Le département de santé publique de Maricopa a dénombré 425 décès « liés à la chaleur » l’année dernière, y compris ceux pour lesquels la chaleur était un facteur secondaire, comme une crise cardiaque provoquée par des températures élevées.
Il rapporte que 59 décès liés à la chaleur ont été confirmés cette année jusqu’au 5 août, et 345 autres font l’objet d’une enquête. Le dernier décompte fait suite au mois le plus chaud jamais enregistré à Phoenix et à un record de 31 jours consécutifs ayant atteint 43,3 degrés Celsius ou plus.
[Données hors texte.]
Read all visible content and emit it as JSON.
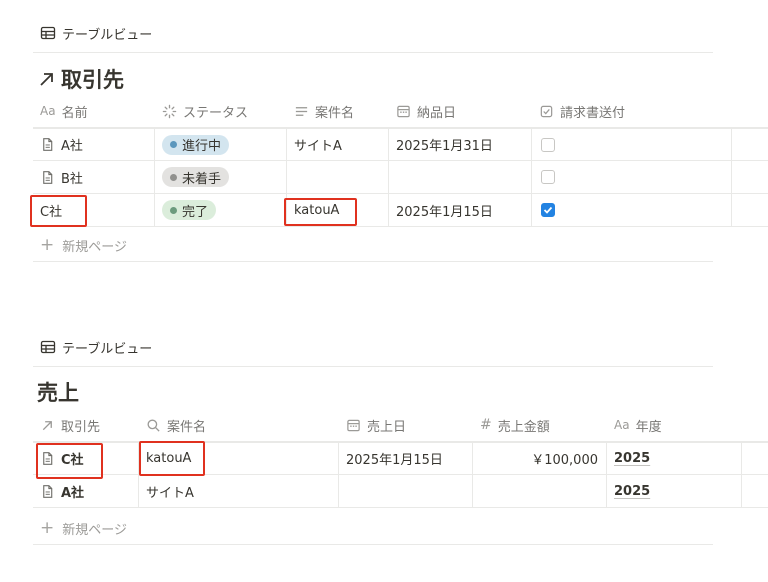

Dallas, qui connaît régulièrement des températures estivales supérieures à 37,7 degrés Celsius, a été étouffée par un avertissement de chaleur excessive ce mois-ci et est également aux prises avec une humidité oppressante.
Carla Gates, dont le mari facteur est décédé, a souligné que les villes du monde entier doivent désormais apprendre à faire face à des conditions météorologiques extrêmes. Elle a déclaré que son conjoint, avec 36 ans d’expérience, avait tenté de se protéger en emportant lors de ses tournées un coffre rempli de glace et plusieurs bouteilles d’eau froide.
« Notre climat a changé », a-t-elle déclaré. « Et je ne pense pas que les choses redeviennent comme il y a 20 ans. Nous allons donc devoir nous y habituer et nous allons devoir faire quelques ajustements. »
Elle souhaite désormais rendre hommage à son mari en faisant adopter une législation garantissant que les personnes travaillant à l’extérieur soient mieux protégées de la chaleur. Gates a noté que le jour de la mort de son mari, il se trouvait dans un vieux camion postal sans climatisation.
« Je ne souhaite à personne, à personne, de recevoir un appel téléphonique indiquant que son proche est mort au travail, en faisant quelque chose qu’il aime dans la chaleur », a-t-elle déclaré.